Get a load of this, from Lipsyte's new short-story collection, The Fun Parts, describing a failed poet named Tovah having an intensely private experience:
Now she was thirty-six and in one eating spree had become a vile sack of fat and rot. In her vision of herself she was not even obese, but more like a bloated carcass gaffed from a lake. There on the couch, her belly flopped over her jeans, the new chin she'd acquired in about five hours damp and rashy, rank scents curled from her pores and, especially, from her crotch, whenever she tugged at her waistband to ease the ache...she felt slimy, garbage-juice sexy. Her hand jerked inside her underwear for relief... Tovah's legal pad, upon which she'd written only the title of her poem, "Needing the Wood," slid to the carpet. Her fountain pen, caught against an embroidered yellow pillow, impaled it.
It's an awful image, a woman hate-fucking herself at a time when self-loathing turns the corner and runs smack into self-love and topples over and starts humping without a second thought. Then, read this description of a newborn child, as told by a delusional male doula who is not at all good at his job:
Picture a red onion with a mouth that isn't even a mouth, but more some kind of incredibly loud air horn used by Satan to signal his peons to mop up all the infernal poop and gunk that spills forth from his fiery pan-gendered holes as he gives birth to every evil in the world. It's a lot to picture, I know, and some of it isn't a picture at all, but you get the idea.
One of the more compelling theories of depression—and in Seattle, in the beginning of March, everyone tends to develop a lot of theories about depression—indicates that negative thoughts spread like a cancer and rig your brain and your eyes and your ears to accept only garbage inside, a self-fulfilling prophecy of awfulness. Psychiatrist David D. Burns's Feeling Good: The New Mood Therapy—which is really, honestly, the only self-help book you'll ever need—suggests that the best path out of the cacophony caused by these skipping emotional records is to think good thoughts, to reason your way free from the darkness.

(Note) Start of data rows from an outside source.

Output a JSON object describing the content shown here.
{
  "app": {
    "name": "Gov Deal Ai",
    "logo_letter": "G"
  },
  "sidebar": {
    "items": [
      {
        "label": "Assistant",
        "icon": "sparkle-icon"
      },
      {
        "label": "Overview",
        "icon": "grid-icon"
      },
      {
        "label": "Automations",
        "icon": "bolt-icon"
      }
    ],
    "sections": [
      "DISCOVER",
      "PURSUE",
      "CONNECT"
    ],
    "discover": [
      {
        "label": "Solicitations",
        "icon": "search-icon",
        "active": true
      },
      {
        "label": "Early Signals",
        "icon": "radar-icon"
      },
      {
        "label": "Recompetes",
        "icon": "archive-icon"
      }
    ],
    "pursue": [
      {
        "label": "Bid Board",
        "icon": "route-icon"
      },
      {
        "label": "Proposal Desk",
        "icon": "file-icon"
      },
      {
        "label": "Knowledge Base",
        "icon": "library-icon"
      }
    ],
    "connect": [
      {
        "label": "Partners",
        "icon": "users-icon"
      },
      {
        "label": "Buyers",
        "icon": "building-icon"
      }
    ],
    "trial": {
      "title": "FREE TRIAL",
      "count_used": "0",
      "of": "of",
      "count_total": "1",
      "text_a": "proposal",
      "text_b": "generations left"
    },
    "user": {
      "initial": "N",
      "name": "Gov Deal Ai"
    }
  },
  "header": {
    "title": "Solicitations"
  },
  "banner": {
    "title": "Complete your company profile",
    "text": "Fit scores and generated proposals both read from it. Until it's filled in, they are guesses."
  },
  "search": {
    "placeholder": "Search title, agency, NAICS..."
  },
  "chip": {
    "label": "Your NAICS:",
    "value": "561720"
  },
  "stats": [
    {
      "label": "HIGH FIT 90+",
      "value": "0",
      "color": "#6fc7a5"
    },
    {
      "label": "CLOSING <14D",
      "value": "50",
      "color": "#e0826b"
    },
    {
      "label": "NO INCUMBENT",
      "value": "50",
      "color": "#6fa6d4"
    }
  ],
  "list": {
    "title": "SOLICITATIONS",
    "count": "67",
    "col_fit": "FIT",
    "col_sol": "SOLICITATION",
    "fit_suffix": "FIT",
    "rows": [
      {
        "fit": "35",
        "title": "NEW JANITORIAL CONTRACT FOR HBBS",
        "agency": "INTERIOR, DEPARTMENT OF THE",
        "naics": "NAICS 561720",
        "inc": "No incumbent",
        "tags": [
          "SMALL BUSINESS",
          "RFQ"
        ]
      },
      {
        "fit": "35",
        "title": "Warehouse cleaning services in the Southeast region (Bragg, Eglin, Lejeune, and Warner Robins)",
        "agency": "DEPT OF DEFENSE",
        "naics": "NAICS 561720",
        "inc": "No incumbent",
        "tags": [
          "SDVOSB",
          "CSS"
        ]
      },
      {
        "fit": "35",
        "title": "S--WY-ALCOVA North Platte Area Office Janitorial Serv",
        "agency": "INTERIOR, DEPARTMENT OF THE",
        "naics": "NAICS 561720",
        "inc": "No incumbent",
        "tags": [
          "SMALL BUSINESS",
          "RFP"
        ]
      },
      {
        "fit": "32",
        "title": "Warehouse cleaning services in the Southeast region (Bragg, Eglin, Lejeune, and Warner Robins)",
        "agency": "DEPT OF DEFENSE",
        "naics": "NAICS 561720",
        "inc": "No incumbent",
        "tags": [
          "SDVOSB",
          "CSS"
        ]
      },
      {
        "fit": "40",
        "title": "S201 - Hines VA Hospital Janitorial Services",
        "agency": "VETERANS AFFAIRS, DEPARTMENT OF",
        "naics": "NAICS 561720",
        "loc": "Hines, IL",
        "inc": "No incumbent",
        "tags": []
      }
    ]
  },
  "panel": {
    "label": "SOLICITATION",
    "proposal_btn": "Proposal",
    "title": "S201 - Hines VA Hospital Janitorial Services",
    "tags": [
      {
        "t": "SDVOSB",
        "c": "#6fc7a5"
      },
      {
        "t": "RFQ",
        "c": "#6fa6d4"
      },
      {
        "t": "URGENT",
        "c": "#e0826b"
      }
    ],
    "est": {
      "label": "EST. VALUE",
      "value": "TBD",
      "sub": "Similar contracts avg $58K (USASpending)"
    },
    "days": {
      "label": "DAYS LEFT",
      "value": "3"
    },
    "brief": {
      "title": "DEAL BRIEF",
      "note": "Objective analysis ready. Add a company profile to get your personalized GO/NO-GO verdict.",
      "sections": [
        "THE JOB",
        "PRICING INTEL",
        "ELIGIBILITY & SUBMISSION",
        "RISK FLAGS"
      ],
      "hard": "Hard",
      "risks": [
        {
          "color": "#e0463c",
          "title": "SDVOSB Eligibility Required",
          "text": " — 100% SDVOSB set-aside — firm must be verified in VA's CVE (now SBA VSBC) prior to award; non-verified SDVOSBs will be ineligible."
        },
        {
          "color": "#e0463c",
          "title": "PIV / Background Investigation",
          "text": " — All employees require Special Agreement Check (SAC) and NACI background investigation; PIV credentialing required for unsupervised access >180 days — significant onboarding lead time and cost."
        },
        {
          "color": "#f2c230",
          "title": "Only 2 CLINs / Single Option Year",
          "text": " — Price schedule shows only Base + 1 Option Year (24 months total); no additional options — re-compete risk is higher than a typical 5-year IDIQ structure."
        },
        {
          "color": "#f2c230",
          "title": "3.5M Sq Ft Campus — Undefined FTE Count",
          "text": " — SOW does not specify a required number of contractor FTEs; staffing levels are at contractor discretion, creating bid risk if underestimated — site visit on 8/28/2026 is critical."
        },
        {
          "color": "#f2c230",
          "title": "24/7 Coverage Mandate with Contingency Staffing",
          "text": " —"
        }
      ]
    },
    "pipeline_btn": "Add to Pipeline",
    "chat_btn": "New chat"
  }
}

Art can't do that for you.
But what great art can do is show you the darkness in all of its complexity, shining a light on our worst thoughts and revealing them as not the all-powerful bogeymen we believe them to be, but rather as human moments that are just as silly and small and, yes, funny, as any other human moment we experience. What Lipsyte does better than anyone is this: He gives our worst selves back to us with just enough of a distance that they don't seem quite so terrible, so unforgivable, so omnipotent anymore.